LEGO is by no means the only provider of digital technologies to use such safety by design principles. But having trialled LEGO Life, I believe the protections they have incorporated set a high bar for other providers. In creating a child-friendly digital play experience where safety has been comprehensively considered and soundly addressed, LEGO has shown that it is possible to do this at the design stage, rather than retrospectively.
This is so important when it comes to kids and teens, as the risks of being online are high. Research by the eSafety Office shows Australian kids aged 8 – 13 years are, with or without their parents’ consent, already active users of social media and they do share personal information online.
For example, our research showed that 25 per cent of kids allow the photos they post to be seen by all users. And 35 per cent of kids don’t think about who can see their photos before they post them online. All of which sounds open and sharing, but runs the risk of content being available to strangers online.
This is where safety by design comes into its own. Kids will be online—it’s their world. And parents are often happy to let them do so. What kids’ platforms, apps or devices using the safety by design principle offer is minimised risk and a greater ability to manage issues when they arise: so kids can play, more safely. They can also learn how to communicate with others online using the basic principles of positivity, civility and respect.
While safety issues have been paramount for more than a decade, it may take some time for safety considerations to become the standard in development. Often, companies want to get their product out to market – they don’t want to dilute features and may determine that adding safety protections at the start is costly to develop and maintain.
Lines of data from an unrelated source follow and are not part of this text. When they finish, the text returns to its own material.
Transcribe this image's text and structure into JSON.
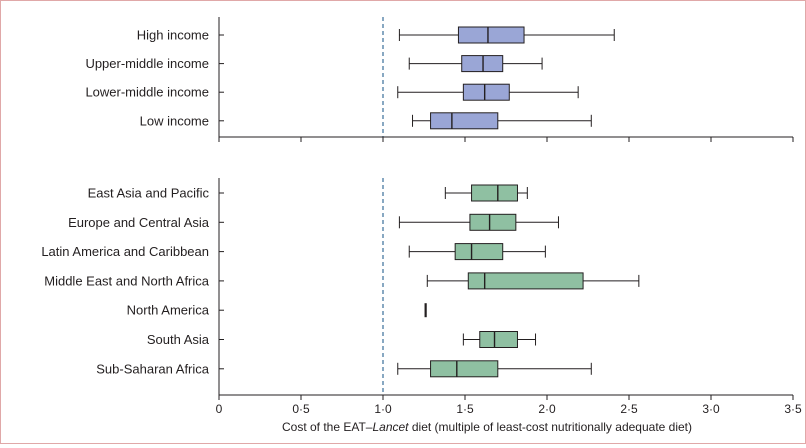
{
  "chart_data": {
    "type": "boxplot",
    "xlabel_parts": [
      "Cost of the EAT–",
      "Lancet",
      " diet (multiple of least-cost nutritionally adequate diet)"
    ],
    "xlim": [
      0,
      3.5
    ],
    "x_ticks": [
      "0",
      "0·5",
      "1·0",
      "1·5",
      "2·0",
      "2·5",
      "3·0",
      "3·5"
    ],
    "x_tick_values": [
      0,
      0.5,
      1.0,
      1.5,
      2.0,
      2.5,
      3.0,
      3.5
    ],
    "reference_line": 1.0,
    "colors": {
      "income": "#9aa6d6",
      "region": "#8fc0a2",
      "stroke": "#231f20",
      "reference": "#3a6f9a"
    },
    "panels": [
      {
        "name": "income",
        "groups": [
          {
            "label": "High income",
            "min": 1.1,
            "q1": 1.46,
            "median": 1.64,
            "q3": 1.86,
            "max": 2.41
          },
          {
            "label": "Upper-middle income",
            "min": 1.16,
            "q1": 1.48,
            "median": 1.61,
            "q3": 1.73,
            "max": 1.97
          },
          {
            "label": "Lower-middle income",
            "min": 1.09,
            "q1": 1.49,
            "median": 1.62,
            "q3": 1.77,
            "max": 2.19
          },
          {
            "label": "Low income",
            "min": 1.18,
            "q1": 1.29,
            "median": 1.42,
            "q3": 1.7,
            "max": 2.27
          }
        ]
      },
      {
        "name": "region",
        "groups": [
          {
            "label": "East Asia and Pacific",
            "min": 1.38,
            "q1": 1.54,
            "median": 1.7,
            "q3": 1.82,
            "max": 1.88
          },
          {
            "label": "Europe and Central Asia",
            "min": 1.1,
            "q1": 1.53,
            "median": 1.65,
            "q3": 1.81,
            "max": 2.07
          },
          {
            "label": "Latin America and Caribbean",
            "min": 1.16,
            "q1": 1.44,
            "median": 1.54,
            "q3": 1.73,
            "max": 1.99
          },
          {
            "label": "Middle East and North Africa",
            "min": 1.27,
            "q1": 1.52,
            "median": 1.62,
            "q3": 2.22,
            "max": 2.56
          },
          {
            "label": "North America",
            "min": 1.26,
            "q1": 1.26,
            "median": 1.26,
            "q3": 1.26,
            "max": 1.26
          },
          {
            "label": "South Asia",
            "min": 1.49,
            "q1": 1.59,
            "median": 1.68,
            "q3": 1.82,
            "max": 1.93
          },
          {
            "label": "Sub-Saharan Africa",
            "min": 1.09,
            "q1": 1.29,
            "median": 1.45,
            "q3": 1.7,
            "max": 2.27
          }
        ]
      }
    ]
  }
}
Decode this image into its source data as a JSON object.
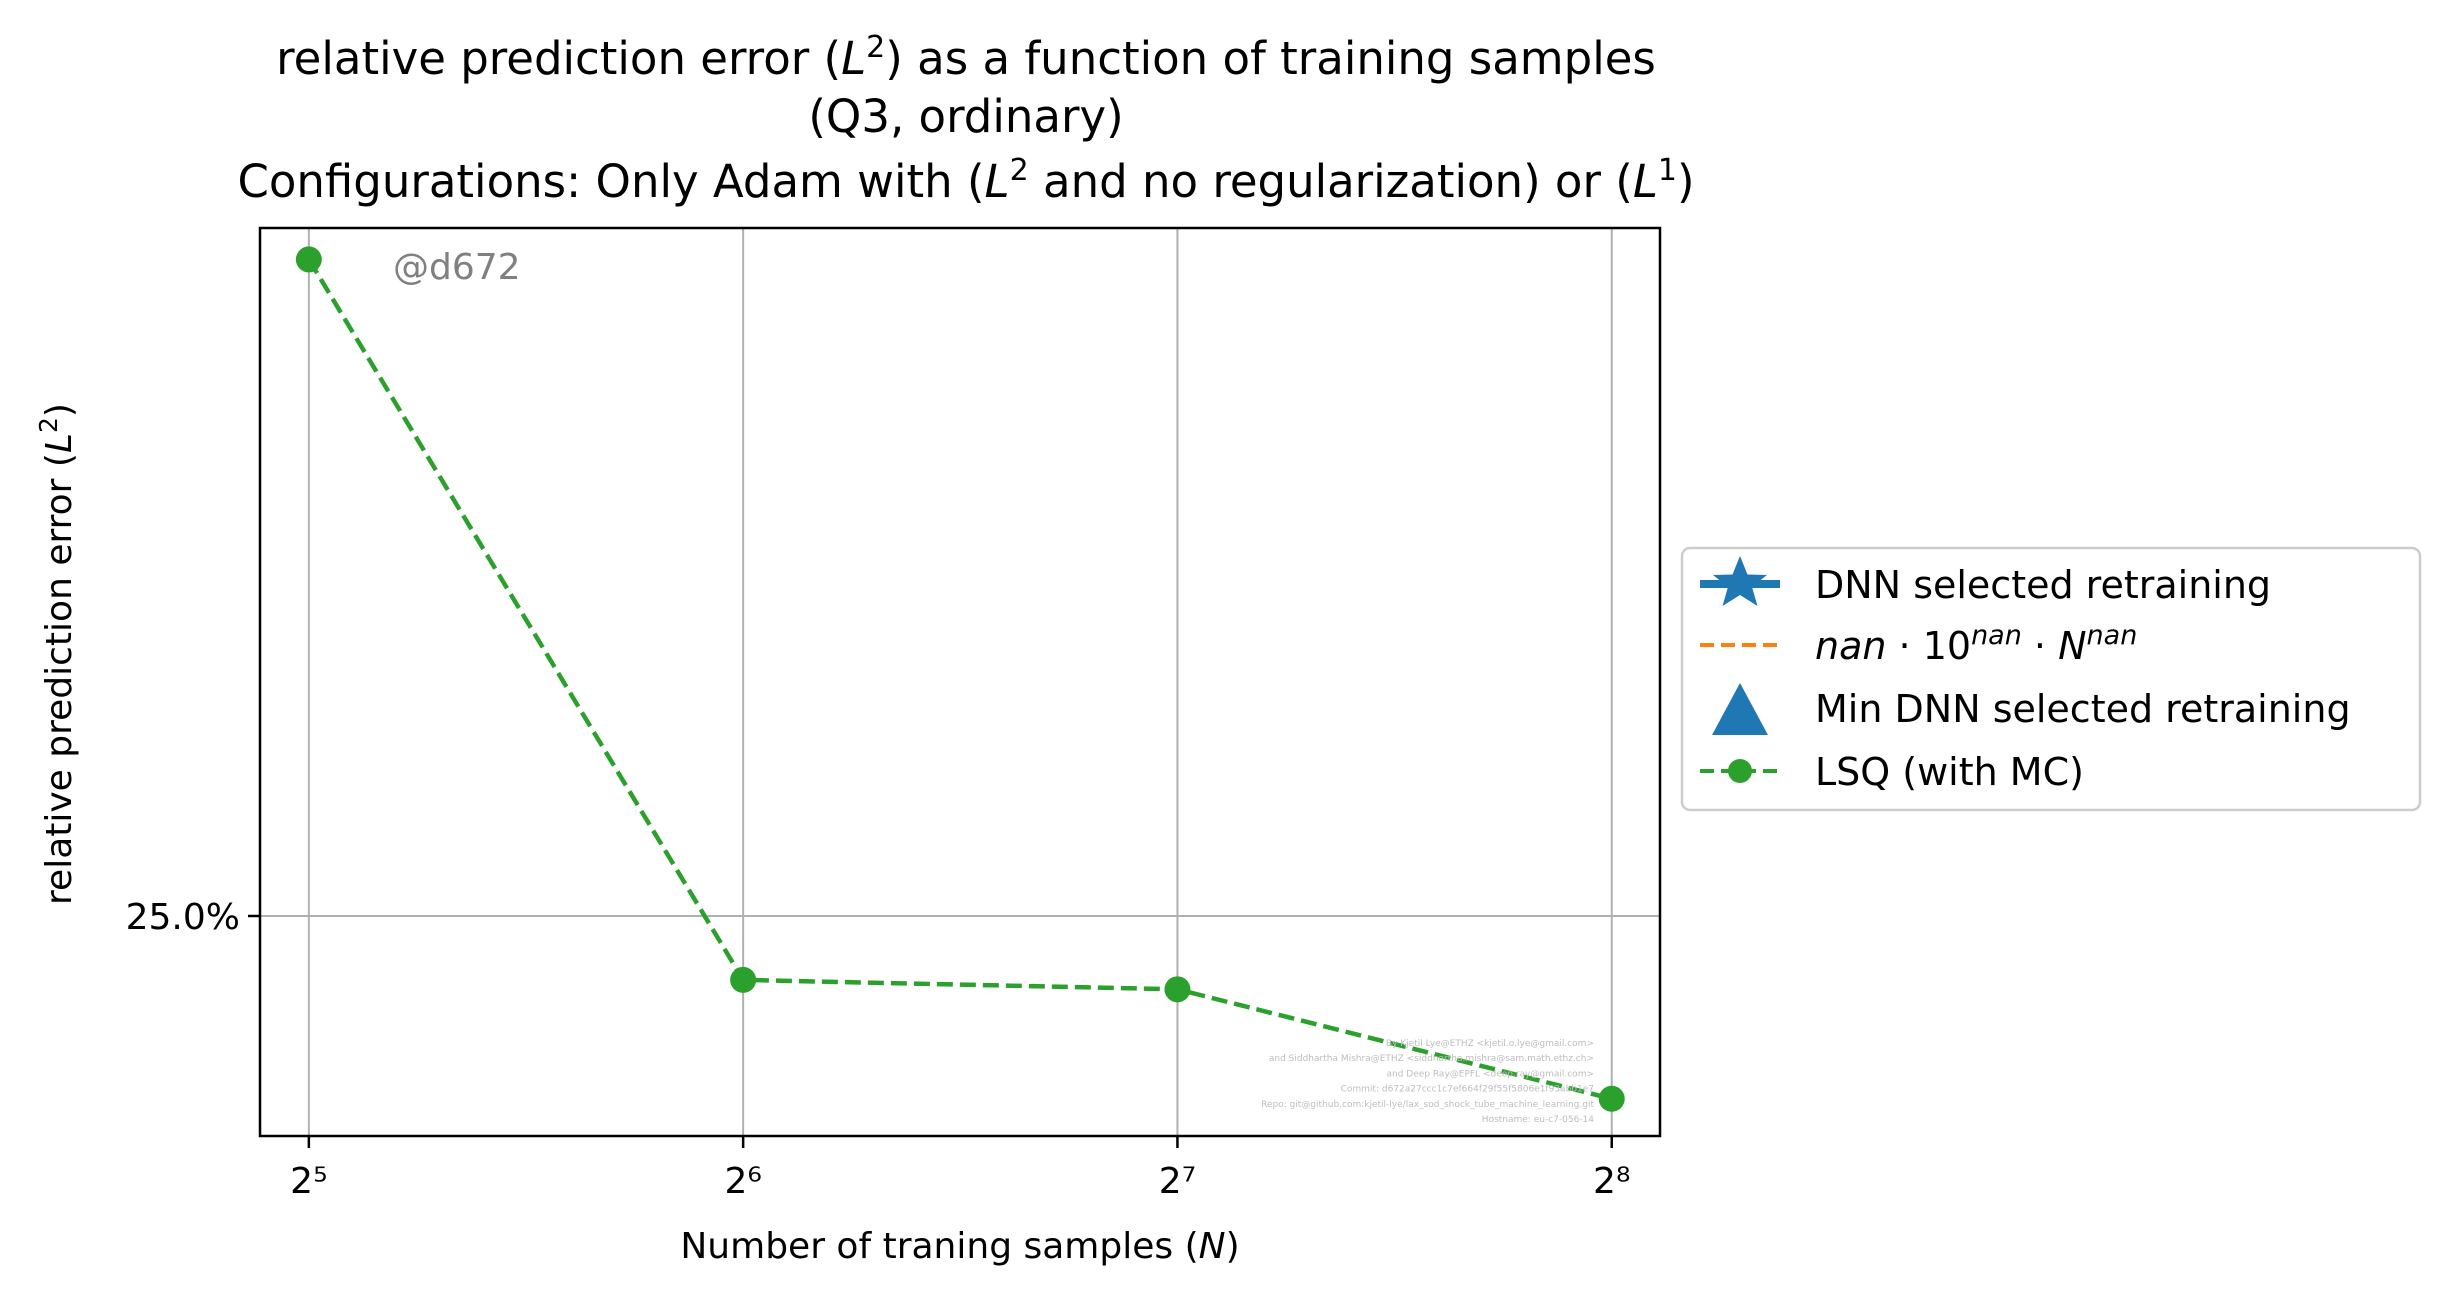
{
  "chart_data": {
    "type": "line",
    "title_lines": [
      "relative prediction error (L²) as a function of training samples",
      "(Q3, ordinary)",
      "Configurations: Only Adam with (L² and no regularization) or (L¹)"
    ],
    "xlabel": "Number of traning samples (N)",
    "ylabel": "relative prediction error (L²)",
    "x_scale": "log2",
    "y_scale": "log",
    "x_ticks": [
      32,
      64,
      128,
      256
    ],
    "x_tick_labels": [
      "2⁵",
      "2⁶",
      "2⁷",
      "2⁸"
    ],
    "y_ticks": [
      0.25
    ],
    "y_tick_labels": [
      "25.0%"
    ],
    "xlim": [
      29.6,
      276.5
    ],
    "ylim": [
      0.205,
      0.465
    ],
    "grid": true,
    "legend_position": "center-right-outside",
    "watermark": "@d672",
    "series": [
      {
        "name": "DNN selected retraining",
        "marker": "star",
        "color": "#1f77b4",
        "x": [],
        "y": []
      },
      {
        "name": "nan · 10^nan · N^nan",
        "style": "dashed",
        "color": "#ff7f0e",
        "x": [],
        "y": []
      },
      {
        "name": "Min DNN selected retraining",
        "marker": "triangle",
        "color": "#1f77b4",
        "x": [],
        "y": []
      },
      {
        "name": "LSQ (with MC)",
        "marker": "circle",
        "style": "dashed",
        "color": "#2ca02c",
        "x": [
          32,
          64,
          128,
          256
        ],
        "y": [
          0.452,
          0.236,
          0.234,
          0.212
        ]
      }
    ],
    "credits": [
      "By Kjetil Lye@ETHZ <kjetil.o.lye@gmail.com>",
      "and Siddhartha Mishra@ETHZ <siddhartha.mishra@sam.math.ethz.ch>",
      "and Deep Ray@EPFL <deep.ray@gmail.com>",
      "Commit: d672a27ccc1c7ef664f29f55f5806e1f93abb1e7",
      "Repo: git@github.com:kjetil-lye/lax_sod_shock_tube_machine_learning.git",
      "Hostname: eu-c7-056-14"
    ]
  },
  "legend": {
    "items": [
      {
        "label": "DNN selected retraining",
        "math_prefix": "",
        "icon": "star-line-icon"
      },
      {
        "label": "nan · 10^nan · N^nan",
        "icon": "orange-dash-icon"
      },
      {
        "label": "Min DNN selected retraining",
        "icon": "triangle-icon"
      },
      {
        "label": "LSQ (with MC)",
        "icon": "green-dashed-circle-icon"
      }
    ]
  },
  "colors": {
    "lsq": "#2ca02c",
    "dnn": "#1f77b4",
    "fit": "#ff7f0e",
    "grid": "#b0b0b0",
    "watermark": "#808080"
  }
}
But, I would suggest that the cost to business reputation and to users—particularly kids—is too high for online platform and app providers to ignore.
While technology can help get us closer to where we want to be safety wise—but it will never be the total solution. Nothing can be absolutely safe or totally foolproof. As a parent, it’s good to look for both the online experiences that best protect kids, as well as the support technologies to help safeguard children—there are a number of products on the market, some commercial, that are well worth investigating.
Ultimately, the greatest help we can offer our children and young people is to remain engaged with them: being mindful of their interests, online and offline. We need to start conversations with them early and often. Have fun with them on the digital playground. And always, always, work together to explore the world online, safely.